At the same time, the plaintiffs' conduct on this issue raises questions. The very presentation of pages from a book, which are presented as the same book from 2014, when only in retrospect after it is discovered that the pages do not appear in it is a claim for the 2017 edition, raises a great difficulty. It is not impossible that if I had been required to decide this, and the decision had been the duty of the plaintiffs, this alone would have been sufficient to dismiss the claim as a whole (see the judgment of the Honorable Justice Stein Other Municipal Applications 765/18 Hayoun v. Hayun [Nevo] (May 1, 2019)).
Conclusion
- The plaintiffs' argument is that the defendants took the innovative products of the plaintiff's research, and presented them, disguised as their findings and conclusions. The plaintiffs were therefore obliged to show what is the "innovative product" in their research, which constitutes a way of expressing an idea that is protected by copyright, and where in the article the defendants appropriated the same product for themselves and presented it as their own. In the examples presented in the plaintiffs' summaries, there is not a single example of an innovative product of the plaintiff, which exceeds the boundaries of a mere idea. In fact, there is not even a single example of a product in the defendants' article that deviates from the boundaries of an idea.
Therefore, and given that a combination of the plaintiff's original ideas was also not proven, the plaintiffs did not prove that the plaintiff's copyright was infringed in the defendants' article.

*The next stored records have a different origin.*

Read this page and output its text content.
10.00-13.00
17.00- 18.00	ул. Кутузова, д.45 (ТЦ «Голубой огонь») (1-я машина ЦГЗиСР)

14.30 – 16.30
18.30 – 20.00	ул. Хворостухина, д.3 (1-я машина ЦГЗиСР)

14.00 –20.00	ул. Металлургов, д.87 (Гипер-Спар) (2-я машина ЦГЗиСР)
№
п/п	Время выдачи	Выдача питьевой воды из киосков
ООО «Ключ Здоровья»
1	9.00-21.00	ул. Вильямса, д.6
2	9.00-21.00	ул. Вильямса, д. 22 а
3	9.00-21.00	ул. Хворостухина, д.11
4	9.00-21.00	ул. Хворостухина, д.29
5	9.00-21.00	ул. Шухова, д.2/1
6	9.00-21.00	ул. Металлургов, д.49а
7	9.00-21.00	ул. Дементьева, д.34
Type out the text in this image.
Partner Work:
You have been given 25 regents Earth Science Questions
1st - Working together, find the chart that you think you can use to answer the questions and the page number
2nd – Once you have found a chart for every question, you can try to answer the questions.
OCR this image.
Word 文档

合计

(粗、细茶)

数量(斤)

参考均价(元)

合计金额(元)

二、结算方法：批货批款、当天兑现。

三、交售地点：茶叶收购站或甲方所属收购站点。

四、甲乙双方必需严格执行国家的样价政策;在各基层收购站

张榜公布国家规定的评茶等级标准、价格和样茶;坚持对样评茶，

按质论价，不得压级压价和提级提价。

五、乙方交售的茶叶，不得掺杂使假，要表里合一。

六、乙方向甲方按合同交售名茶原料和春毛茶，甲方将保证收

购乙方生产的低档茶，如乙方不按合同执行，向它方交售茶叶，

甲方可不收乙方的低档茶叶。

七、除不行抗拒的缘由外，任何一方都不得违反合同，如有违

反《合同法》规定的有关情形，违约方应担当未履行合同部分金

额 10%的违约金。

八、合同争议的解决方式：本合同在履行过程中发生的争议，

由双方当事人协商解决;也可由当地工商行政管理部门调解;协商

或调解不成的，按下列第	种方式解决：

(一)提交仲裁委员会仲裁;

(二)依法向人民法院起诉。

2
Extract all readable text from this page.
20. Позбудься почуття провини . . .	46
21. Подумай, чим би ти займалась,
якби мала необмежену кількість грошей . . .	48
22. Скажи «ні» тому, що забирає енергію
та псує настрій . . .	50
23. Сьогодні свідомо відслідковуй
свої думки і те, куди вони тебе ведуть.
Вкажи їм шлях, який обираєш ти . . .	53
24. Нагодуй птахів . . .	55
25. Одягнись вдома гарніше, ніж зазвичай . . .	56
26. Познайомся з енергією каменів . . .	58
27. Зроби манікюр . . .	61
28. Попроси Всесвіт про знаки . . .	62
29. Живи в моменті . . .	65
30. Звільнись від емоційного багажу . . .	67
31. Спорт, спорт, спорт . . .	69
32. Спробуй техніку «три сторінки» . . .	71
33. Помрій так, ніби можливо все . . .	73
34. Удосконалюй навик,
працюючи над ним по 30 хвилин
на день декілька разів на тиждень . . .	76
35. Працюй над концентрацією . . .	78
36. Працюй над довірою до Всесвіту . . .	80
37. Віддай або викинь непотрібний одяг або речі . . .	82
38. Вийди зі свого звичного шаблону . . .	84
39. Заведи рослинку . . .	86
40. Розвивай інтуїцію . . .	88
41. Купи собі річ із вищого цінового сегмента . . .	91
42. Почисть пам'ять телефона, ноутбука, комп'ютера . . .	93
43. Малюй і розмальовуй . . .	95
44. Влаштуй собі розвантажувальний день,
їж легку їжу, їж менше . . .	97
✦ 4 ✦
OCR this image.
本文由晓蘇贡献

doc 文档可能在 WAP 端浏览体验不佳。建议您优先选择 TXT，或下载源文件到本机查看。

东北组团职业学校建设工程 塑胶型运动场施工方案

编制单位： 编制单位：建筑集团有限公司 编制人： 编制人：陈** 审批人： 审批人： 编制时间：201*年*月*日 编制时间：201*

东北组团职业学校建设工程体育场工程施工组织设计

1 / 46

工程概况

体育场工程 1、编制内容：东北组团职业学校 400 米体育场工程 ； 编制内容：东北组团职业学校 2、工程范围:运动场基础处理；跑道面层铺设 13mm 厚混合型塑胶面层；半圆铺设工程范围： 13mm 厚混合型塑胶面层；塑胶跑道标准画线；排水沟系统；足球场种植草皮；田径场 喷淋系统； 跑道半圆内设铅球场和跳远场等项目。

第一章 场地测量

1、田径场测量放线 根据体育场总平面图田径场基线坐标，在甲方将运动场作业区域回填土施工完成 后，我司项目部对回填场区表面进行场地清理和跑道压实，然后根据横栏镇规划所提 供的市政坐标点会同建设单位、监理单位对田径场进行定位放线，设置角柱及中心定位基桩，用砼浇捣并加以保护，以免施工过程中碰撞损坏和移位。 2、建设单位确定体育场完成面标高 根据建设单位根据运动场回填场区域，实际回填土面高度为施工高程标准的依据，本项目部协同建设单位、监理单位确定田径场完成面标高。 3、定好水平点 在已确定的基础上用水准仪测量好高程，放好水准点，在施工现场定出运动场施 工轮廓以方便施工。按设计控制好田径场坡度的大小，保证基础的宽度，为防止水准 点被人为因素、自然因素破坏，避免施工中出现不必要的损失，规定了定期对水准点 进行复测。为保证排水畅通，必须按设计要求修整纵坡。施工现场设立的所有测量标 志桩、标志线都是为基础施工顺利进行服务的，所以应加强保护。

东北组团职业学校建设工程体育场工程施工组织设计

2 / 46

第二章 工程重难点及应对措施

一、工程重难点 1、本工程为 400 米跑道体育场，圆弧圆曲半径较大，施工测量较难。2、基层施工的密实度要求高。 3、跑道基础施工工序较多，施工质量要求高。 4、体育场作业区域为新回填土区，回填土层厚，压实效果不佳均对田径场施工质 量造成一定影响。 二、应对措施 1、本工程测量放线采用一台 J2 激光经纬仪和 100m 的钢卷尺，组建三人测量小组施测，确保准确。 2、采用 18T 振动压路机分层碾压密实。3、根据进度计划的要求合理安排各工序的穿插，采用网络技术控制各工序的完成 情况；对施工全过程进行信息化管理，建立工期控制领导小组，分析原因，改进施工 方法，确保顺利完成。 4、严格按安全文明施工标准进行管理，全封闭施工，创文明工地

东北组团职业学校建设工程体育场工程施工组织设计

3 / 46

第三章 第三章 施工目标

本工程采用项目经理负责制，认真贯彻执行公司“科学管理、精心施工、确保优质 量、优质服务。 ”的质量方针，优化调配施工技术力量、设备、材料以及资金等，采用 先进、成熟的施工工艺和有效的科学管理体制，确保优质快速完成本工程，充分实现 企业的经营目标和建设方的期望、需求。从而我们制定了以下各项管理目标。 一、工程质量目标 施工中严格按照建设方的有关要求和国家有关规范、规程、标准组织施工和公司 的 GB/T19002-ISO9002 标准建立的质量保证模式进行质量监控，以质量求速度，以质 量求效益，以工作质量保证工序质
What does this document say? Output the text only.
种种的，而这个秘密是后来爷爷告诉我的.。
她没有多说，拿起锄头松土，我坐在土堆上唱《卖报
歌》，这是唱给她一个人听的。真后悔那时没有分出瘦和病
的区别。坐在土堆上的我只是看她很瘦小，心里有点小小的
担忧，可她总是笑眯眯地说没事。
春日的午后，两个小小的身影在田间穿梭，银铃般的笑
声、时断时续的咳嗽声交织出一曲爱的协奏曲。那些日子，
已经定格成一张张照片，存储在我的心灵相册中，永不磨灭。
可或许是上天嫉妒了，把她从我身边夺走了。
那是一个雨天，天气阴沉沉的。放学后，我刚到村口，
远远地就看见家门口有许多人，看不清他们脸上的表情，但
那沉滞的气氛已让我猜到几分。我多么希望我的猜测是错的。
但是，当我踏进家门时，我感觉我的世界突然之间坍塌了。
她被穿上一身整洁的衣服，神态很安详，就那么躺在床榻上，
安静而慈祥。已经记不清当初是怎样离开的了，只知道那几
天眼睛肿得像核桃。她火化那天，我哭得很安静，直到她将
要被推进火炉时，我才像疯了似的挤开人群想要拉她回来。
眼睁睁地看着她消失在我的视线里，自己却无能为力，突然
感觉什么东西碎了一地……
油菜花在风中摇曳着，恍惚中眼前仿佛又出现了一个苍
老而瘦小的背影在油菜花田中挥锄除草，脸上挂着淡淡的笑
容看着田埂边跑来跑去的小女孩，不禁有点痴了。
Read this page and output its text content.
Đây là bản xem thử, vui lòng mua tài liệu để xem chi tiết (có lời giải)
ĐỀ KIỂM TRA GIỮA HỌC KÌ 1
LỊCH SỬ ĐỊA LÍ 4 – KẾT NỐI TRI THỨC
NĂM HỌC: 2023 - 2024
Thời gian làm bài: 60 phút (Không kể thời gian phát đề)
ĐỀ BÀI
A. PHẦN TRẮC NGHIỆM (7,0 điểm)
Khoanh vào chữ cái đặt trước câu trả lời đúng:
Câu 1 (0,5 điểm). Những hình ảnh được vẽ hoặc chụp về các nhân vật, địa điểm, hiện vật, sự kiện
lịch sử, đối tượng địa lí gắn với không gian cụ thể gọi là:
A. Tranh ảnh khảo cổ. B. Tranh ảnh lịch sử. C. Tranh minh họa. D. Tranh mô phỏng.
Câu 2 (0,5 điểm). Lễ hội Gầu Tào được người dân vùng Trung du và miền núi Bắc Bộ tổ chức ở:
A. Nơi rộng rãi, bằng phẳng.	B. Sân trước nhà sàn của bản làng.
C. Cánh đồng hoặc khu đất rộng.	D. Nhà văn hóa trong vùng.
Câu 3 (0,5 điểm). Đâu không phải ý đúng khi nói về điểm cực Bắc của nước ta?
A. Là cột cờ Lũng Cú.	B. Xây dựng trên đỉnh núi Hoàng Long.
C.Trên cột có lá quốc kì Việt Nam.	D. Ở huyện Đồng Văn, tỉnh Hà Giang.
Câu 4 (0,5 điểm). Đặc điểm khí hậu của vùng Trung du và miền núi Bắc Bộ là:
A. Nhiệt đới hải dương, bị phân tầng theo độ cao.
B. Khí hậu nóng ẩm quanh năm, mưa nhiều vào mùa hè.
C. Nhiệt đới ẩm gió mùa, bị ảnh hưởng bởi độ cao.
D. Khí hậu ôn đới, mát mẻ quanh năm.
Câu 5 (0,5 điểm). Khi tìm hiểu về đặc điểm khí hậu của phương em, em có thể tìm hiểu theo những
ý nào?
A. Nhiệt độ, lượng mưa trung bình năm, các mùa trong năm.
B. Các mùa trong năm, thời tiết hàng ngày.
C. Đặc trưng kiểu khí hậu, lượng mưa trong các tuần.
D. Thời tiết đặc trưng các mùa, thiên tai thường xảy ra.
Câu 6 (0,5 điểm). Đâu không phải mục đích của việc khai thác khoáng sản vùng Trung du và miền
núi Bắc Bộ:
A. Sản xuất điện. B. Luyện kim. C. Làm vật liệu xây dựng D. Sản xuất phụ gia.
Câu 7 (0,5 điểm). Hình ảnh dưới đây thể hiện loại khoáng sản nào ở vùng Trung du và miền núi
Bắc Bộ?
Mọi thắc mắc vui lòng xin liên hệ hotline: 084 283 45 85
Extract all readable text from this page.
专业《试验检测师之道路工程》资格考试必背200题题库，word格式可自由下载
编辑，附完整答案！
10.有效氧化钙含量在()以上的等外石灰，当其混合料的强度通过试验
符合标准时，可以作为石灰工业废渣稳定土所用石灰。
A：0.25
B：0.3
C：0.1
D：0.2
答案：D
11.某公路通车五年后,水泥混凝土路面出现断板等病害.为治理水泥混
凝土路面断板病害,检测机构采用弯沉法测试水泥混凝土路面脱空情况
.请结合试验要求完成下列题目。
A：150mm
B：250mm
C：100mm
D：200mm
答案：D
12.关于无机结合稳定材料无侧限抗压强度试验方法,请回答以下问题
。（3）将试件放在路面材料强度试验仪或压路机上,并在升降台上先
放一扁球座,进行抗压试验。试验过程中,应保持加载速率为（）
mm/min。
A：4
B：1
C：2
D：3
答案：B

- This is a relatively complex legal proceeding, which required considerable resources, inter alia in view of the need to delve into the depths of 4 opinions spread over many hundreds of pages and more, and professional articles (in a foreign language) that are understandable to researchers in the field of quality management but are not within the framework of the court's judicial knowledge. Not only that, but various questions were raised that remained unexplained by the plaintiffs, such as regarding the 2017 edition of the plaintiff's book. Even the very fact of falsely accusing academic researchers of copying (an accusation that also caused a delay in the publication of the article, even though it was not granted by a temporary order) carries with it severity that must be taken into account in the framework of expenses.
The defendants did not attach evidence of their legal expenses on attorney's fees, and in these circumstances, taking into account the amount of the claim, the result I reached and the aforesaid, I found them to be in the total amount of ILS 50,000.